O caso envolve suspeitas de homicídios reiterados, supostamente praticados em série por profissionais que tinham controle sobre o ambiente hospitalar em que ocorreram as mortes.
Prontuários voltam a ser considerados provas válidas
O novo entendimento reforma a decisão anterior do STJ e restabelece a validade de documentos e informações recolhidos durante a operação. Entre os materiais estão os prontuários de 1.670 pacientes que morreram na UTI durante o período investigado.
Essas provas serviram de base para denúncias apresentadas pelo MPPR contra a médica que comandava a unidade e outros profissionais. Eles foram acusados de homicídio qualificado e formação de quadrilha.
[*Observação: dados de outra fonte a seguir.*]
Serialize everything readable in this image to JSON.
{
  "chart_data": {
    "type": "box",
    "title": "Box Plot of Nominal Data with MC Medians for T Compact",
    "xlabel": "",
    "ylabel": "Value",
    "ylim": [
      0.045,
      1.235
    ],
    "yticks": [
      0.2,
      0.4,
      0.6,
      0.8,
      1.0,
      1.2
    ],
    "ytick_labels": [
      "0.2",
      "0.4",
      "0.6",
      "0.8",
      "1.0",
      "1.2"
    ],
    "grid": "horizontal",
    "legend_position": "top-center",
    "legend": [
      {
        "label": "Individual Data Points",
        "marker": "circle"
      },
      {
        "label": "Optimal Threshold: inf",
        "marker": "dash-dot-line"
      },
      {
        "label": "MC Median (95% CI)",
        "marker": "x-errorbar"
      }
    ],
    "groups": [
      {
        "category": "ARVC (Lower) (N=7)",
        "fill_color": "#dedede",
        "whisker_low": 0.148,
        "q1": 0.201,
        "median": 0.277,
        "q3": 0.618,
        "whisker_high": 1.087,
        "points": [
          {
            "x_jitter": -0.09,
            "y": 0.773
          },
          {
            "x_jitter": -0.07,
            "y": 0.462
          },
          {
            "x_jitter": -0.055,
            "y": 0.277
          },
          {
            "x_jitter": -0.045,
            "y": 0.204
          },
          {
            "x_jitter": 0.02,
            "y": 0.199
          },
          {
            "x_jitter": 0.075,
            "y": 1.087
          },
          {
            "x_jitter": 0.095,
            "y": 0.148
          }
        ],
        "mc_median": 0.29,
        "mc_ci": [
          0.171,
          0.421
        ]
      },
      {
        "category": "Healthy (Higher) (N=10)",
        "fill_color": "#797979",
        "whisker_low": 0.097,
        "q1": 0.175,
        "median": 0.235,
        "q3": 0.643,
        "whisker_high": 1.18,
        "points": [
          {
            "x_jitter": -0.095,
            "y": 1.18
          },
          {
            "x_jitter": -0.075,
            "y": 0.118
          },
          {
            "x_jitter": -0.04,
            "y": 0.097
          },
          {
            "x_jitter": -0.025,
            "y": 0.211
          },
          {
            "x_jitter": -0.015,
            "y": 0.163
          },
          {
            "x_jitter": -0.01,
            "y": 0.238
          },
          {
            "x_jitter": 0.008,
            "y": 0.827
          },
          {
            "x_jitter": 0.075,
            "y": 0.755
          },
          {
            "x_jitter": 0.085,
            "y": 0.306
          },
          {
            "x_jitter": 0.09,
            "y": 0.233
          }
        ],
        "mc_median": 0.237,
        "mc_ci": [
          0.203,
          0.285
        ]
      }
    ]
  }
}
De acordo com a investigação conduzida pelo Núcleo de Repressão aos Crimes Contra a Saúde (Nucrisa), da Polícia Civil do Paraná, medicamentos teriam sido administrados sem justificativa terapêutica, contribuindo para a morte de pelo menos 101 pacientes. As responsabilidades ainda deverão ser analisadas nos respectivos processos judiciais.
Ações penais e inquéritos voltam a tramitar
Com a decisão do STF, diversas ações penais que estavam suspensas poderão retomar a tramitação. O mesmo ocorre com inquéritos policiais fundamentados nos prontuários médicos apreendidos durante as buscas de 2013.
Na prática, o Supremo afastou o principal obstáculo jurídico que impedia o prosseguimento dos casos. A decisão não representa condenação dos investigados, mas permite que as provas sejam novamente utilizadas e que as acusações avancem para análise do Judiciário.